For pure pub/sub agent infrastructure (no UI presence), SignallingClient is enough. Add MeteredPeer when you need per-peer state.

Reconnect handling for long-running agents

Agents run for hours or days — far longer than a typical browser session. A few production considerations:

const client = new SignallingClient({
tokenProvider,
reconnect: {
maxAttempts: Infinity, // never give up — agents are daemon-style
maxDelayMs: 60_000, // cap backoff at 1 minute
},
});

Set maxAttempts: Infinity so a cloud-provider blip doesn't take an agent offline permanently. The default 100 attempts works for browsers (a user can refresh); a server-side agent has no one to refresh it.

Listen for disconnected with willReconnect: false and log it loudly — that's the SDK telling you something terminal happened (token revoked, account suspended). Don't silently keep running.

client.on("disconnected", ({ code, willReconnect }) => {
if (!willReconnect) {
console.error("agent disconnected terminally:", code);
sendAlertToOpsTeam();
process.exit(1); // let your orchestrator restart it
}
});

For the full reconnect playbook, see Reconnect Best Practices.

Pitfalls

  1. Treating peer.send as guaranteed delivery. It's at-most-once — the server acks delivery to the channel, but doesn't guarantee the target peer is online to receive. If the target is offline, you get peer_not_found for direct sends or just no listener for channel publishes. For guaranteed delivery between agents, persist tasks in a queue (Redis Streams, BullMQ, RabbitMQ) and use messaging only for "wake up, there's work" notifications.

  2. Not handling peer_not_found. If you dispatch to an agent that's offline, the direct send rejects. Don't silently drop — either retry, queue, or surface to your orchestrator.
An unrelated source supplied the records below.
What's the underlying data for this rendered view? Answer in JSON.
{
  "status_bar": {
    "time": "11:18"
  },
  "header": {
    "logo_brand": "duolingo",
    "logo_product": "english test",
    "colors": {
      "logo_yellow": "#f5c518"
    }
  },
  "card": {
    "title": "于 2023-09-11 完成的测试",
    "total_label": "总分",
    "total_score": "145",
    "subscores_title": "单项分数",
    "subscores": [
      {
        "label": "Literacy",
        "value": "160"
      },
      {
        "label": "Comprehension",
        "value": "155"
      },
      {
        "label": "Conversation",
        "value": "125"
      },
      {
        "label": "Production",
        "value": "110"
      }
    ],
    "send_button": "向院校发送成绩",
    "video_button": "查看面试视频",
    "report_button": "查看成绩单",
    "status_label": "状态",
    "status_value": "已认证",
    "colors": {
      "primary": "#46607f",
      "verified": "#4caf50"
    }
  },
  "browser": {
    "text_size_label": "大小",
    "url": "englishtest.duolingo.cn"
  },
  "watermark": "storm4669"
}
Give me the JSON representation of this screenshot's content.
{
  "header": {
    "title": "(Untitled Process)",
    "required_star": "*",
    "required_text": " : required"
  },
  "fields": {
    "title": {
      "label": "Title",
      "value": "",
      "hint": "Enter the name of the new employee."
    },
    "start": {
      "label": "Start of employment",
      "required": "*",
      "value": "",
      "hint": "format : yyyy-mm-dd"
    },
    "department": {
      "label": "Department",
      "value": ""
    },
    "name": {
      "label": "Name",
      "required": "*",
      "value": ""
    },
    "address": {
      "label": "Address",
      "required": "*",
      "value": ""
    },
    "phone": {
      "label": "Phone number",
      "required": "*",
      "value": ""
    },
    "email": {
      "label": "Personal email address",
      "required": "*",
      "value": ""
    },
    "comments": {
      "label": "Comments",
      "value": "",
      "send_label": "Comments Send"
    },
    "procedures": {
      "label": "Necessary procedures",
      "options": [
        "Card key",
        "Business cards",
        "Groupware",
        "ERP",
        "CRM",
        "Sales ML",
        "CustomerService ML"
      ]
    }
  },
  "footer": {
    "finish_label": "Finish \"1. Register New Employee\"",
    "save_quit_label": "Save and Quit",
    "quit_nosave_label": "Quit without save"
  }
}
  3. Streaming partial completions without sequence numbers. Server-routed messages preserve order per (sender, receiver) pair, but if you stream from multiple agent processes the user can't tell them apart. Add a streamId and seq to each chunk.

  4. Authentication shared across agents. Each agent process should have its own JWT with its own sub (peerId) so the server can route directs to it. Don't reuse one token across multiple agent processes — they'd race for direct messages.

  5. Token expiry on long-lived agents. If your agent runs for days, the JWT must refresh. Use tokenProvider (the SDK calls it on every reconnect) — apiKey doesn't refresh.

  6. Subscribing to wildcard channels you don't need. ** subscribers see every message, which counts as ingress traffic. Subscribe to the narrowest pattern that covers your needs.

  7. Building a queue out of broadcast channels. If you publish("tasks", task) and 10 worker agents are subscribed, all 10 see the task. That's broadcast, not queue. For "one worker picks up the task," use directed sends with explicit dispatch logic (Pattern 1 above) or back the work queue with Redis Streams / similar.